VYVGART stands as both the first targeted IgG Fc-antibody fragment specifically for CIDP and the first novel mechanism of action introduced for this debilitating condition in over three decades. It highlights not only the advancement of medical science but also the potential for novel treatment approaches.

“We are thrilled with the European Commission’s approval of the subcutaneous injection of VYVGART, which utilizes our ENHANZE drug delivery technology for CIDP patients,” stated Dr. Helen Torley, president and chief executive officer of Halozyme. “This milestone in our partnership with argenx significantly expands access to the drug across Europe, further supporting our impressive growth trajectory.”

The EC’s decision is based on the positive data from the ADHERE clinical trial, currently the largest study conducted on CIDP patients. For an in-depth analysis of the study results, readers can refer to argenx’s press release released on June 20, 2025.

The approval by the EC is valid in all 27 European Union (EU) Member States, and extends to Iceland, Norway and Liechtenstein.

About Halozyme

Halozyme is a biopharmaceutical innovator focused on significantly improving patient experiences and outcomes for both novel and established therapies. The company is best known for its groundbreaking ENHANZE drug delivery technology, utilizing the proprietary enzyme rHuPH20. This technology enables the subcutaneous delivery of injected drugs and fluids, with the objective of delivering a better patient experience, via rapid absorption and a reduction in treatment burden. Having been used for over one million patients via ten commercialized products in at least one major region and over 100 global markets, Halozyme has partnered with numerous leading pharmaceutical and biotechnology players, including Roche, Pfizer, Takeda, and AbbVie, to name a few.

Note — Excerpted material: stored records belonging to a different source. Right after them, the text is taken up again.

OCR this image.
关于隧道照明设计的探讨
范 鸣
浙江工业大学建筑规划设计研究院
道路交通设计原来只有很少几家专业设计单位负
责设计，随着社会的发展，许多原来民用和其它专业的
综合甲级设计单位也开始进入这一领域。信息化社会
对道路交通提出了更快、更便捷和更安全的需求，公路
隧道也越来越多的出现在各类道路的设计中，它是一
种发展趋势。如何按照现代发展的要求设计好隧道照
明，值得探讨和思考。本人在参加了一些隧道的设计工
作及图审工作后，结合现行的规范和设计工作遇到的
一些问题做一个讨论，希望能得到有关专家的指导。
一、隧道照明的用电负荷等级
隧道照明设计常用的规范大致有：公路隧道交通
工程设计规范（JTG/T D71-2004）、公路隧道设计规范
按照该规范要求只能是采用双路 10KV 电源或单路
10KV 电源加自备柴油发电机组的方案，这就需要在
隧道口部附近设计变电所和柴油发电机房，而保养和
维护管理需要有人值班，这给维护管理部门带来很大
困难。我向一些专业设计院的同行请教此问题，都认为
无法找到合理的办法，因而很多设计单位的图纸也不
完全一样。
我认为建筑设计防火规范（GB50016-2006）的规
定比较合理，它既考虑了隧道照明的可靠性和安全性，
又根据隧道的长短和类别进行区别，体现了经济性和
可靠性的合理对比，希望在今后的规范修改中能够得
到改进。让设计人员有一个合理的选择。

The company also develops, manufactures and commercializes proprietary drug-device combination products, often through partnerships, utilizing cutting-edge auto-injector systems. These are designed to deliver commercial advantages such as improved ease of use, reliability, and patient comfort and medication adherence. Halozyme currently lists Hylenex® and XYOSTED® as its proprietary commercial products, has partnered commercial products, and is engaged in ongoing product development programs.

Headquartered in San Diego, CA, Halozyme maintains offices in Ewing, NJ and Minnetonka, MN. The Minnetonka facility also functions as its primary operations center.

For more information, visit www.halozyme.com and connect with us on LinkedIn and Twitter.

Safe Harbor Statement

The forward-looking statements contained herein, including the potential impact of ENHANZE®, are subject to risks and uncertainties. Actual results could vary significantly due to factors such as, but not limited to, unforeseen delays; unexpected adverse events; and competitive market conditions. These and other factors are examined in detail in Halozyme’s SEC filings. Halozyme does not guarantee any updates to the present release, which focuses on circumstances at the time of its publication.